It is a regrettable truth that there’s by no means time to hide the entire attention-grabbing clinical tales we come throughout every month. Prior to now, we have now featured year-end roundups of cool science tales we (nearly) neglected. This yr, we are experimenting with a per thirty days assortment. February’s listing contains dancing sea turtles, the name of the game to a wonderfully boiled egg, the most recent step forward in decoding the Herculaneum scrolls, the invention of an Egyptian pharaoh’s tomb, and extra.
Dancing sea turtles
There’s rising proof that positive migratory animal species (turtles, birds, some species of fish) are in a position to milk the Earth’s magnetic box for navigation, the use of it each as a compass to decide route and as a type of “map” to trace their geographical place whilst migrating. A paper revealed within the magazine Nature provides proof of a imaginable mechanism for this extraordinary skill, a minimum of in loggerhead sea turtles, who carry out an full of life “dance” once they apply magnetic fields to a delectable snack.
Sea turtles make spectacular 8,000-mile migrations throughout oceans and have a tendency to go back to the similar feeding and nesting websites. The authors consider they do so thru their skill to bear in mind the magnetic signature of the ones spaces and retailer them in a psychological map. To check that speculation, the scientists positioned juvenile sea turtles into two huge tanks of water geared up with huge coils to create magnetic signatures at particular places inside the tanks. One tank options this type of location that had meals; the opposite had a an identical location with out meals.

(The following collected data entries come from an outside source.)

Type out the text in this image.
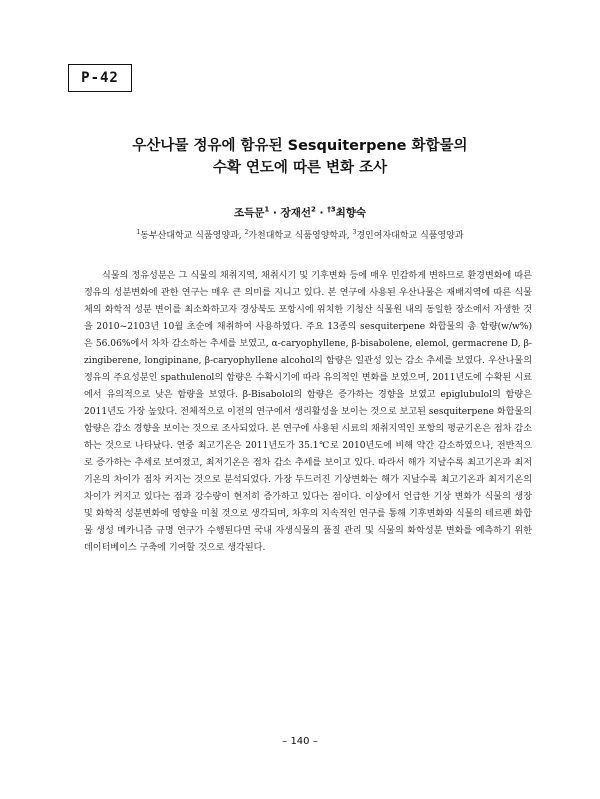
P-42
우산나물 정유에 함유된 Sesquiterpene 화합물의
수확 연도에 따른 변화 조사
조득문$^1$ · 장재선$^2$ · $^{\dagger 3}$최향숙
$^1$동부산대학교 식품영양과, $^2$가천대학교 식품영양학과, $^3$경인여자대학교 식품영양과

식물의 정유성분은 그 식물의 채취지역, 채취시기 및 기후변화 등에 매우 민감하게 변하므로 환경변화에 따른 정유의 성분변화에 관한 연구는 매우 큰 의미를 지니고 있다. 본 연구에 사용된 우산나물은 재배지역에 따른 식물체의 화학적 성분 변이를 최소화하고자 경상북도 포항시에 위치한 기청산 식물원 내의 동일한 장소에서 자생한 것을 2010~2103년 10월 초순에 채취하여 사용하였다. 주요 13종의 sesquiterpene 화합물의 총 함량(w/w%)은 56.06%에서 차차 감소하는 추세를 보였고, α-caryophyllene, β-bisabolene, elemol, germacrene D, β-zingiberene, longipinane, β-caryophyllene alcohol의 함량은 일관성 있는 감소 추세를 보였다. 우산나물의 정유의 주요성분인 spathulenol의 함량은 수확시기에 따라 유의적인 변화를 보였으며, 2011년도에 수확된 시료에서 유의적으로 낮은 함량을 보였다. β-Bisabolol의 함량은 증가하는 경향을 보였고 epiglubulol의 함량은 2011년도 가장 높았다. 전체적으로 이전의 연구에서 생리활성을 보이는 것으로 보고된 sesquiterpene 화합물의 함량은 감소 경향을 보이는 것으로 조사되었다. 본 연구에 사용된 시료의 채취지역인 포항의 평균기온은 점차 감소하는 것으로 나타났다. 연중 최고기온은 2011년도가 35.1℃로 2010년도에 비해 약간 감소하였으나, 전반적으로 증가하는 추세로 보여졌고, 최저기온은 점차 감소 추세를 보이고 있다. 따라서 해가 지날수록 최고기온과 최저기온의 차이가 점차 커지는 것으로 분석되었다. 가장 두드러진 기상변화는 해가 지날수록 최고기온과 최저기온의 차이가 커지고 있다는 점과 강수량이 현저히 증가하고 있다는 점이다. 이상에서 언급한 기상 변화가 식물의 생장 및 화학적 성분변화에 영향을 미칠 것으로 생각되며, 차후의 지속적인 연구를 통해 기후변화와 식물의 테르펜 화합물 생성 메카니즘 규명 연구가 수행된다면 국내 자생식물의 품질 관리 및 식물의 화학성분 변화를 예측하기 위한 데이터베이스 구축에 기여할 것으로 생각된다.

– 140 –
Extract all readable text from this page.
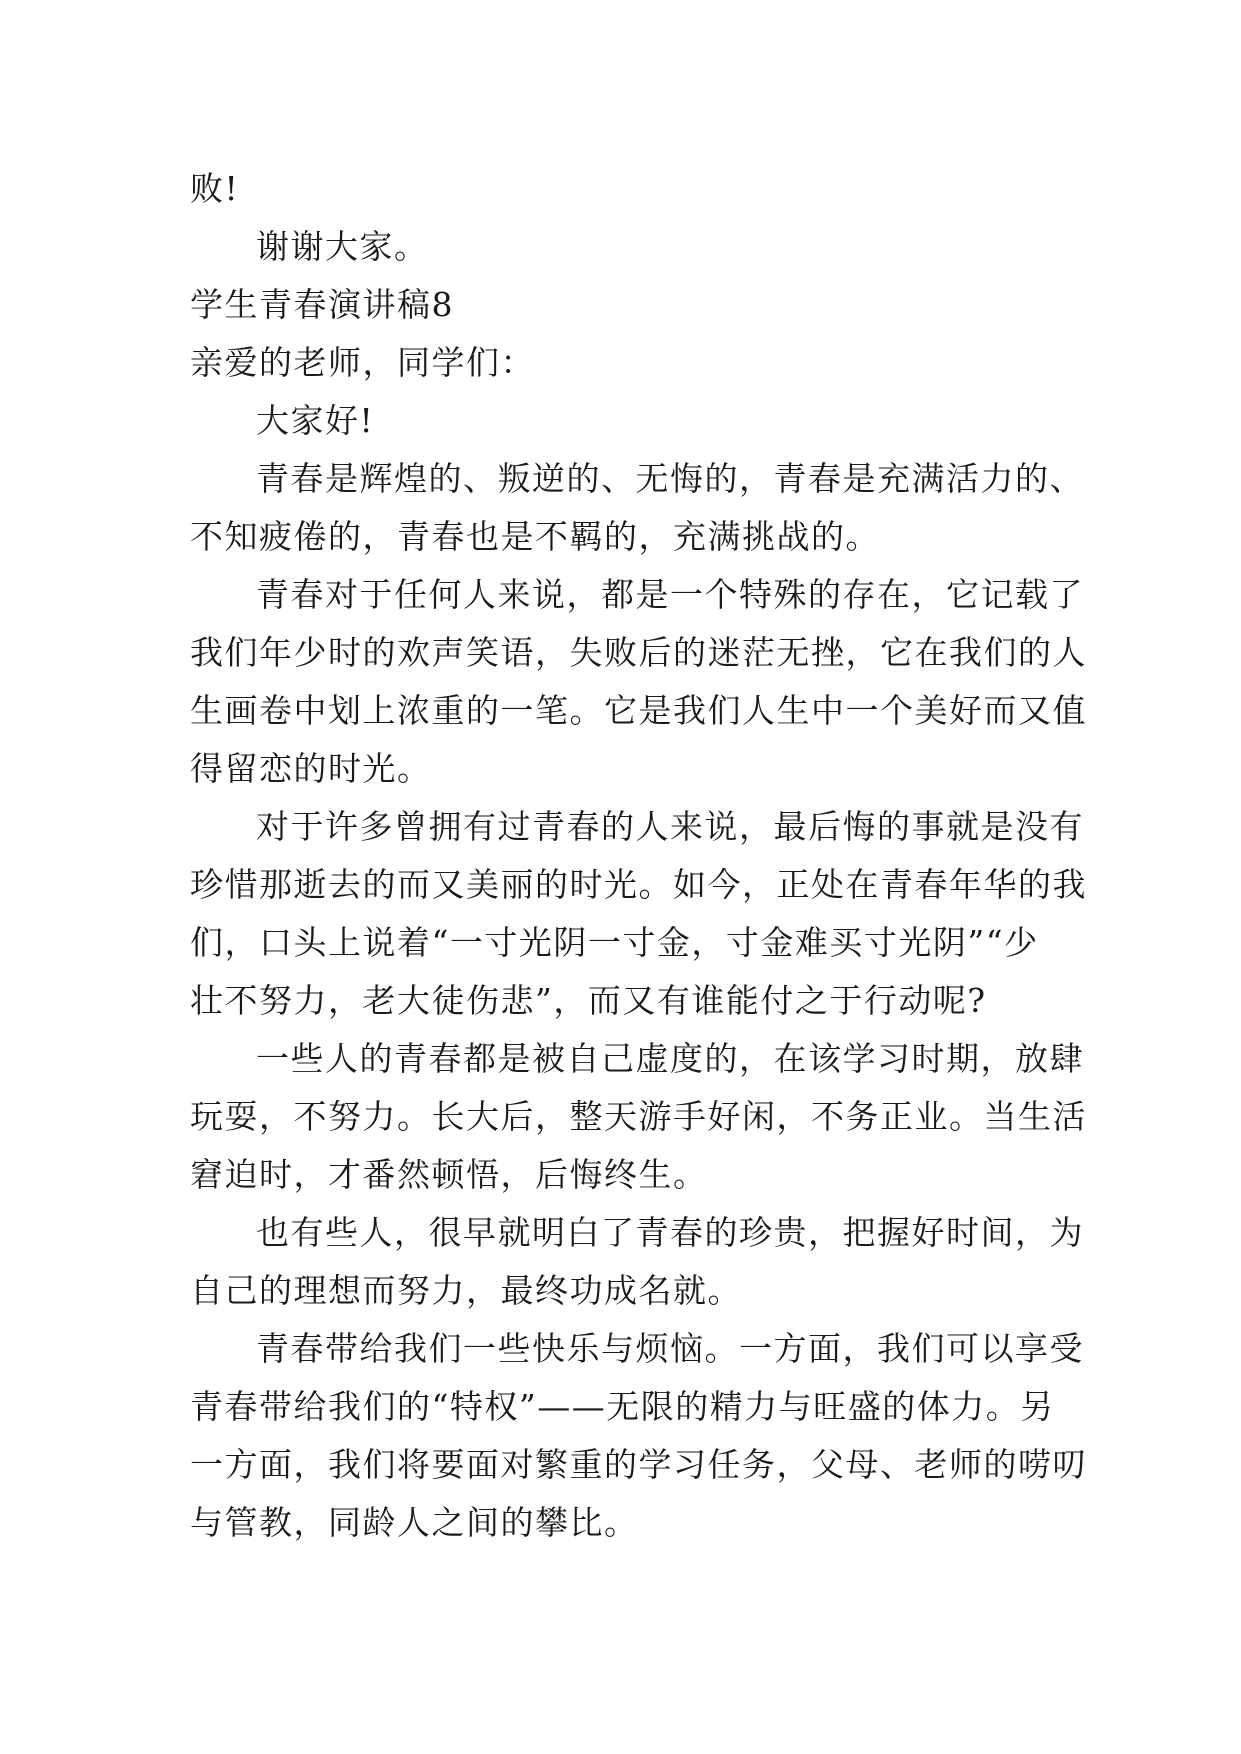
败!
谢谢大家。
学生青春演讲稿8
亲爱的老师，同学们：
大家好!
青春是辉煌的、叛逆的、无悔的，青春是充满活力的、
不知疲倦的，青春也是不羁的，充满挑战的。
青春对于任何人来说，都是一个特殊的存在，它记载了
我们年少时的欢声笑语，失败后的迷茫无挫，它在我们的人
生画卷中划上浓重的一笔。它是我们人生中一个美好而又值
得留恋的时光。
对于许多曾拥有过青春的人来说，最后悔的事就是没有
珍惜那逝去的而又美丽的时光。如今，正处在青春年华的我
们，口头上说着“一寸光阴一寸金，寸金难买寸光阴”“少
壮不努力，老大徒伤悲”，而又有谁能付之于行动呢?
一些人的青春都是被自己虚度的，在该学习时期，放肆
玩耍，不努力。长大后，整天游手好闲，不务正业。当生活
窘迫时，才番然顿悟，后悔终生。
也有些人，很早就明白了青春的珍贵，把握好时间，为
自己的理想而努力，最终功成名就。
青春带给我们一些快乐与烦恼。一方面，我们可以享受
青春带给我们的“特权”——无限的精力与旺盛的体力。另
一方面，我们将要面对繁重的学习任务，父母、老师的唠叨
与管教，同龄人之间的攀比。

They discovered that the ocean turtles within the first tank carried out unique “dancing” strikes once they arrived on the space related to meals: tilting their our bodies, dog-paddling, spinning in position, or elevating their head close to or above the outside of the water. Once they ran a 2nd experiment the use of other radio frequencies, they discovered that the exchange interfered with the turtles’ interior compass, and so they may now not orient themselves whilst swimming. The authors concluded that that is compelling proof that the ocean turtles can distinguish between magnetic fields, most likely depending on complicated chemical reactions, i.e., “magnetoreception.” The map sense, on the other hand, most likely depends upon a special mechanism.